Utilization of machine learning for the detection of self-admitted vulnerabilities

TL;DR

This paper explores using machine learning and NLP techniques to automatically detect self-admitted vulnerabilities in source code comments, aiming to streamline vulnerability identification in software development.

Contribution

It introduces a novel approach combining NLP and NL-PL methods to identify SATD-related vulnerabilities and proposes a CI/CD pipeline for practical vulnerability detection.

Findings

Effective identification of SATD in source code comments

Enhanced understanding of vulnerability semantics in comments

Proposed pipeline facilitates practical vulnerability detection

Abstract

Motivation: Technical debt is a metaphor that describes not-quite-right code introduced for short-term needs.
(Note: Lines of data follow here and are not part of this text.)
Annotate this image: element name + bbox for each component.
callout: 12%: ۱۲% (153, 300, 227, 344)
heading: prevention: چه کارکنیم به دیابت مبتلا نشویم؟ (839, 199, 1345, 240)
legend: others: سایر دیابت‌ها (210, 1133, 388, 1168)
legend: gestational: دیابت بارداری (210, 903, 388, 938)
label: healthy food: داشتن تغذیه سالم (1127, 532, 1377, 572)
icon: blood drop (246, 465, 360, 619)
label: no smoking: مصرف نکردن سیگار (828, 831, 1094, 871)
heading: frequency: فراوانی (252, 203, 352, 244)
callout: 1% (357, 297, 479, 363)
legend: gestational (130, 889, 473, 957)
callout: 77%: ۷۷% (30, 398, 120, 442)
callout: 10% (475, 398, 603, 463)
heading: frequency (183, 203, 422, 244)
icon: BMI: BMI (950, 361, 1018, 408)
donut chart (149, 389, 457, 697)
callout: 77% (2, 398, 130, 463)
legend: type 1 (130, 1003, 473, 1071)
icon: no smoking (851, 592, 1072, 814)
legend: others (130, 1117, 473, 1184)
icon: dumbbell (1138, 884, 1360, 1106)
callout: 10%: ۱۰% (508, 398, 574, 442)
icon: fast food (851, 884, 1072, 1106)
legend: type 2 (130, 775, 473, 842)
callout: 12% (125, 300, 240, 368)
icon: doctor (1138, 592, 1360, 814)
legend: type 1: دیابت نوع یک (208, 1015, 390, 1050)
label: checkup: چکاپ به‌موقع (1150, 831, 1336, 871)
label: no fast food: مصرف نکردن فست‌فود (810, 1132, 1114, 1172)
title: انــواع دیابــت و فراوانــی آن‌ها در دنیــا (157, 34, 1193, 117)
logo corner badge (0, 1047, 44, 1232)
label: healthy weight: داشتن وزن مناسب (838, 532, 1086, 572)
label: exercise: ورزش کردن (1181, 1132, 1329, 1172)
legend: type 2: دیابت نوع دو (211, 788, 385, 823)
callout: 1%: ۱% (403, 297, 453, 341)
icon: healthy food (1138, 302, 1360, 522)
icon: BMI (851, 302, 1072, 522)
Developers are aware of it and admit it in source code comments, which is called Self- Admitted Technical Debt (SATD). Therefore, SATD indicates weak code that developers are aware of. Problem statement: Inspecting source code is time-consuming; automatically inspecting source code for its vulnerabilities is a crucial aspect of developing software. It helps practitioners reduce the time-consuming process and focus on vulnerable aspects of the source code. Proposal: Accurately identify and better understand the semantics of self-admitted technical debt (SATD) by leveraging NLP and NL-PL approaches to detect vulnerabilities and the related SATD. Finally, a CI/CD pipeline will be proposed to make the vulnerability discovery process easily accessible to practitioners.